Plan anti-crise: d'où viennent tous ces milliards?
Personne n'a pu échappé ces derniers temps à ce
phénomène économique qui va perdurer pendant un long moment : la CRISE !!!Je ne vais pas m'étaler sur l'historique de cette crise ayant démarré aux Etas-Unis, ni sur les banques européennes qui coulent les unes après les autres.

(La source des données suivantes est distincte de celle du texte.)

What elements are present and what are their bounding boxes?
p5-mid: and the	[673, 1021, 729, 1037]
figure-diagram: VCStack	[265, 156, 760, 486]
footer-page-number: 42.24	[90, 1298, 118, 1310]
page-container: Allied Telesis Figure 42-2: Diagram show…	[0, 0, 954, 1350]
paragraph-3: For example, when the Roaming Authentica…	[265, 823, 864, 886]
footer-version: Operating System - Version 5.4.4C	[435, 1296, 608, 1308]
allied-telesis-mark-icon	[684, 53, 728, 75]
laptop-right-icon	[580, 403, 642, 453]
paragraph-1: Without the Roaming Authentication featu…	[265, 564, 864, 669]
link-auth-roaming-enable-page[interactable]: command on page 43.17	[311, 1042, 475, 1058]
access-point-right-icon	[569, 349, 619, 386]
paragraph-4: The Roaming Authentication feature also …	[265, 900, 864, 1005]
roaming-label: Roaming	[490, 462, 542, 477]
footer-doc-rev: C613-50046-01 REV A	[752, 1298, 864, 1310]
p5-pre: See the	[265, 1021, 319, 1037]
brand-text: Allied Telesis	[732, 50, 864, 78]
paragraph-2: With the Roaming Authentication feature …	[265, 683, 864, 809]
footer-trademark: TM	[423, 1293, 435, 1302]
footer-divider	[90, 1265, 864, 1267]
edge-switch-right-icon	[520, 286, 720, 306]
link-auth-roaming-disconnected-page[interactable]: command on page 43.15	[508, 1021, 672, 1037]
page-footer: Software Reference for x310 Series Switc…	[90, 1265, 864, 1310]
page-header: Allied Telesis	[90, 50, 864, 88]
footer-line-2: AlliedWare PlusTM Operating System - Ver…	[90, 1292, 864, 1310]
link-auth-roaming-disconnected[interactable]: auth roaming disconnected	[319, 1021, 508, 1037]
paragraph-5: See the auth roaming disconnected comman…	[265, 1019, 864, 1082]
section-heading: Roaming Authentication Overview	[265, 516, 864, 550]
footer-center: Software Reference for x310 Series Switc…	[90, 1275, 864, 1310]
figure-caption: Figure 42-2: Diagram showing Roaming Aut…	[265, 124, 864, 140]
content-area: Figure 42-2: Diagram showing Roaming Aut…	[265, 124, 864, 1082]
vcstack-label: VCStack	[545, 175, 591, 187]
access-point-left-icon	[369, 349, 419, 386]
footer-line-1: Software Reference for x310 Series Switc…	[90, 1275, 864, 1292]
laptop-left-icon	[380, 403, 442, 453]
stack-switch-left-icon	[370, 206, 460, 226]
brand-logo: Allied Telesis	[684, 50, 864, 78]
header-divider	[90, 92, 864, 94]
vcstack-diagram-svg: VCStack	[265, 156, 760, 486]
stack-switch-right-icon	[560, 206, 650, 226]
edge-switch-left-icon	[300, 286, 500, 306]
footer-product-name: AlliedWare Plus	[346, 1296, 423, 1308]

Je vais surtout m'arréter sur une question qui nous brûle à tous les lèvres : d'où vient tout cet argent apparaissant comme par magie du chapeau magique de M'sieur Sarko.
L'Etat arrive à débourser des milliards et des milliards pour faire face à la crise et en même temps se plaint des 4 milliards de dettes de la Poste (la privatisation de cette dernière ne va pas être de tout repos maintenant que l'Etat français a comme par magie des ronds !).
Je suis tombée sur un billet du site internet Le Post qui résumait très bien la réponse : Qui va payer.
Voilà en gros ce qu'il faut savoir :
- 320 milliards d'euros maximum pour garantir les prêts inter-bancaires
- 40 milliards d'euros à investir dans une politique de relance (recapitalisation des banques, aides aux PME...)
Voici les 2 grandes pistes envisagées par le gouvernement pour enrayer la crise, après la réunion des responsables de l'Eurogroupe ce week-end.
Mais d'où va sortir cet argent?
1. De la redistribution d'argent déjà existant
Selon Le Parisien - Aujourd'hui en France, l'épargne des particuliers, placée sur des "livrets développement durable" va être mobilisée, notamment pour aider les PME. Cela représenterait 22 milliards d'euros.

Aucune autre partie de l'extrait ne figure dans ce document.